Cultura é um termo bastante amplo, e por mais que certas complexidades da cultura possam ser exclusivas ao ser humano, não poderíamos dizer que a cultura seja exclusiva aos humanos. Mesmo que não houvesse nenhum estudo mostrando a existência de cultura em animais, é de se esperar que haja no mundo animal cultura em diversas formas de complexidade. Isso porque na biologia dificilmente temos o desenvolvimento de algo complexo sem termos espécies próximas filogeneticamente que apresentem formas mais simples da mesma. Por exemplo, o cérebro. Quando você leu cérebro você provavelmente se lembrou do seu órgão que permite que leia esse texto, mas você sabe que por mais que o seu cérebro seja bastante complexo é um órgão existente em diversos animais. E a cultura? Se você tivesse que formular uma hipótese, diria que é provável que outras espécies possuem cultura, mesmo que não apresente as mesmas especificidades da cultura humana?
Então, não é de se espantar que haja diversas espécies que possuem cultura.
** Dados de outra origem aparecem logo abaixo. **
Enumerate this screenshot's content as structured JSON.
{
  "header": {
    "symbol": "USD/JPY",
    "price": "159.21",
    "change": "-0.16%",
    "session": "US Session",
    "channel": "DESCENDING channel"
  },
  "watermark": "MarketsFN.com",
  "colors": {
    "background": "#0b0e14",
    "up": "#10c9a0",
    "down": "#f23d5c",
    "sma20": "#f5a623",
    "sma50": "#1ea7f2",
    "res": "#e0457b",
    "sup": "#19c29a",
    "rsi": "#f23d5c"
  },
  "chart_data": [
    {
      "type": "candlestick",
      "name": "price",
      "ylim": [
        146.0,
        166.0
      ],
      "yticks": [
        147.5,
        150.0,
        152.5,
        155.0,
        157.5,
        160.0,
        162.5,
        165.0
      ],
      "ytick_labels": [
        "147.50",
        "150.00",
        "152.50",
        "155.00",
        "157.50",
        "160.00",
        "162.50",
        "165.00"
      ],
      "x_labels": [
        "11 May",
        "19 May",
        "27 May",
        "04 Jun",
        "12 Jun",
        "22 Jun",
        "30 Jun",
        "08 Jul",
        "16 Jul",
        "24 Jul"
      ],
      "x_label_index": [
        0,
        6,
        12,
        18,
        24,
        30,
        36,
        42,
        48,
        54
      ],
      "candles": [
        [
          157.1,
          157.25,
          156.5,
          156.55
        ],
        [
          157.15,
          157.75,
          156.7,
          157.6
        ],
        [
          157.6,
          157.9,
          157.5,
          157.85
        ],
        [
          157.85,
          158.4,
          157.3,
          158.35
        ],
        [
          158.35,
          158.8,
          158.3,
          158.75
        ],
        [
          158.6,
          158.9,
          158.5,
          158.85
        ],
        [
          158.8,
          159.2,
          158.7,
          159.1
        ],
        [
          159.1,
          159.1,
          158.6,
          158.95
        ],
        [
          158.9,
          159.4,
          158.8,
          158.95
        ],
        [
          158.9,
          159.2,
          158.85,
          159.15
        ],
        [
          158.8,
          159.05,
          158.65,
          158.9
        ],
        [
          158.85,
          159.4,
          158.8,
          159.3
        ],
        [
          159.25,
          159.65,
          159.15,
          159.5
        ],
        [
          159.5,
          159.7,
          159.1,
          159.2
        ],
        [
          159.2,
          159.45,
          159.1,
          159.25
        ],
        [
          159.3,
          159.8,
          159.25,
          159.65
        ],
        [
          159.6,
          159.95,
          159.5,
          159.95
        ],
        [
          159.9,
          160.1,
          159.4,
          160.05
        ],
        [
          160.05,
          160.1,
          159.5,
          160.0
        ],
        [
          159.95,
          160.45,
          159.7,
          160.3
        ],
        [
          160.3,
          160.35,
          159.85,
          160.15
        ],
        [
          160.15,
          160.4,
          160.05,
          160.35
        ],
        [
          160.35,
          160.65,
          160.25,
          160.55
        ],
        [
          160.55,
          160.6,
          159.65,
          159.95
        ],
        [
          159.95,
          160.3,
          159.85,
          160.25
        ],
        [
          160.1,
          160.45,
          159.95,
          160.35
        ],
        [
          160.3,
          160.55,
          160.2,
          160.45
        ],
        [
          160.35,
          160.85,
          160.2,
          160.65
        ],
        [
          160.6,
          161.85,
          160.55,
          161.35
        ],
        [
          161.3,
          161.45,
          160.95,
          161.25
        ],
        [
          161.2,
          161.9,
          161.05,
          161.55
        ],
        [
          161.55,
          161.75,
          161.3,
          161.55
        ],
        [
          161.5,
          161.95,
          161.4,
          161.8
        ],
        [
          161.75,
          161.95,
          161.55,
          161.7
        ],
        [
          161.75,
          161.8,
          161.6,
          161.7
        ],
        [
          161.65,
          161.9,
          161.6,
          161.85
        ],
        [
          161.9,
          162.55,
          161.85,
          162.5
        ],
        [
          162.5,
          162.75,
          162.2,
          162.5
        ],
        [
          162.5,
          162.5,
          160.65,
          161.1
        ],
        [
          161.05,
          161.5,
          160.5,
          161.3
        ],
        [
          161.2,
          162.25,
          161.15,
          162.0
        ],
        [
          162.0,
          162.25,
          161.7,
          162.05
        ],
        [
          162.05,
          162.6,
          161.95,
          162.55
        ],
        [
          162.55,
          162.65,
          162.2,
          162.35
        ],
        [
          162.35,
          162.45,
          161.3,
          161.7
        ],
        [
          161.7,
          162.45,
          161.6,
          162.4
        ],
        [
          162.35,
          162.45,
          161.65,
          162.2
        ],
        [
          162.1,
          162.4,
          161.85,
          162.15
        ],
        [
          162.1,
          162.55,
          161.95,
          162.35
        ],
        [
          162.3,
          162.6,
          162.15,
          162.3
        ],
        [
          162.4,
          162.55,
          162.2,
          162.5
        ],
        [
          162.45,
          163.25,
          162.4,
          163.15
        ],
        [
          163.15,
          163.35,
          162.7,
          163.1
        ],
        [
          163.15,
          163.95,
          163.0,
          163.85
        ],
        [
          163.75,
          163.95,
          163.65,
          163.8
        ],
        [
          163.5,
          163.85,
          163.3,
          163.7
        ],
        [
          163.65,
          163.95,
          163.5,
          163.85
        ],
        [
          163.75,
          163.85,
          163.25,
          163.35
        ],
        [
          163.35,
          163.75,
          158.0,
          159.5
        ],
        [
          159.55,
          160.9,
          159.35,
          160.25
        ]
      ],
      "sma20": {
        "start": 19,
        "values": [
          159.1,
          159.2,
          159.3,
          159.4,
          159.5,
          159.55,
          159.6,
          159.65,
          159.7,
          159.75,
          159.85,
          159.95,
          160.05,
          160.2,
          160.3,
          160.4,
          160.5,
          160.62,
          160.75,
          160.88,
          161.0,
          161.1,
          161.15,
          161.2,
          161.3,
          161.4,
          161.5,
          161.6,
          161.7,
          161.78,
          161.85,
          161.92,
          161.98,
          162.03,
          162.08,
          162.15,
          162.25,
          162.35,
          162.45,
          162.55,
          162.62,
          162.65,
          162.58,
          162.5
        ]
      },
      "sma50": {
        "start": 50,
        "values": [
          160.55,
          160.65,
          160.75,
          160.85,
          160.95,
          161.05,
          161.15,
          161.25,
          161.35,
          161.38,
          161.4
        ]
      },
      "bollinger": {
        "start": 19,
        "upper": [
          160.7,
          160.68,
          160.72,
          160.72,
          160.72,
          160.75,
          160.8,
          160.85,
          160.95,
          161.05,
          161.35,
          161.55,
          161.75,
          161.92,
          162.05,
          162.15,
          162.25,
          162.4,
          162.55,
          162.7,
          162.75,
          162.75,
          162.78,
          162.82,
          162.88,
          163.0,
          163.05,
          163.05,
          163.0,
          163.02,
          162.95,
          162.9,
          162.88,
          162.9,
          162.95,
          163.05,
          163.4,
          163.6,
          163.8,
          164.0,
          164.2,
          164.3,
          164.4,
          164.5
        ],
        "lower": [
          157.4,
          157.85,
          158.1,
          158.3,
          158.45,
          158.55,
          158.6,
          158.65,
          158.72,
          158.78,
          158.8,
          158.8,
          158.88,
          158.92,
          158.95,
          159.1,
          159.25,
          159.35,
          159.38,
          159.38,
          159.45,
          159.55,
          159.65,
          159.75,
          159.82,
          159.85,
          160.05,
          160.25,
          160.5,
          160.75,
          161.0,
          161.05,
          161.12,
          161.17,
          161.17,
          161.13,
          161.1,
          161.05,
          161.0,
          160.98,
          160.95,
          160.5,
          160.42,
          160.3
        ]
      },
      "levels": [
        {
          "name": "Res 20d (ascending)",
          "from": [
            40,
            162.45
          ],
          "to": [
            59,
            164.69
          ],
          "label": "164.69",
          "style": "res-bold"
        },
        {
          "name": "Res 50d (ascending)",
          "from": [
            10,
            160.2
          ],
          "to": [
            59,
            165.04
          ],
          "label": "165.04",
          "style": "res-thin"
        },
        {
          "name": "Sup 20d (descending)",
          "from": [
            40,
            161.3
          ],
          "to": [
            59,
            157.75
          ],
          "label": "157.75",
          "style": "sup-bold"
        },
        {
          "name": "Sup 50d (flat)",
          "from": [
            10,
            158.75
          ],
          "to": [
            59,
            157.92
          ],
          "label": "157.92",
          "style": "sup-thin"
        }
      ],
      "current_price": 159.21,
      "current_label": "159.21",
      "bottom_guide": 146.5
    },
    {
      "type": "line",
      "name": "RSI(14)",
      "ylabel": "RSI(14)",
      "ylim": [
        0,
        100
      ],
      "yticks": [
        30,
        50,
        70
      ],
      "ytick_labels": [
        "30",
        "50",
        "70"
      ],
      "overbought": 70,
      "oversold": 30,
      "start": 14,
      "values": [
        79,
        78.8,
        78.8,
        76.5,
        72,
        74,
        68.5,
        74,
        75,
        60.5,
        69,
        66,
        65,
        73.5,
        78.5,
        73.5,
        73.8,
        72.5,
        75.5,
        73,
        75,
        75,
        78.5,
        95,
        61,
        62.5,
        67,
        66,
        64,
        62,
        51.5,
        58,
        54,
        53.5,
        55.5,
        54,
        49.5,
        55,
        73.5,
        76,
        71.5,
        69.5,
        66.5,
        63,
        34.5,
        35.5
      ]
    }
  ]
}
Mas afinal o que é cultura?
Cultura no dicionário online Michaelis é definido como “ato de semear ou plantar vegetais”, ou ainda “a área cultivada de um sítio”, mas é também definido com “conjunto de conhecimentos, costumes, crenças, padrões de comportamento, adquiridos e transmitidos socialmente, que caracterizam um grupo social” ou ainda “requinte de hábitos e conduta, bem como apreciação crítica apurada”. Como você pode ver a palavra pode significar muitas coisas tendo relação com seu contexto sócio-cultural.
Para falarmos de cultura em animais vamos usar a seguinte definição usada por Brakes e colaboradores 2019, em um artigo publicado na Science, sobre o papel da cultura na conservação:
Um infante de macaco-prego nas costas da mãe enquanto ela utiliza ferramenta para comer um coco. Foto by Mari Fogaça
“informação ou comportamento compartilhado dentro de uma comunidade – que é adquirida de conspecíficos através de alguma forma de aprendizagem social”.
Nesse artigo os autores discutem como cultura, tradições e suas formas de transmissão podem ser necessárias para fazer planos eficientes de conservação e sugerem é que cultura, pode, portanto, explicar porque alguns programas de conservação são bem sucedidos (por exemplo, facilitando a resiliência da diversidade cultural) enquanto outros falham (por exemplo, negligenciando repositórios chave do conhecimento socialmente transmitido).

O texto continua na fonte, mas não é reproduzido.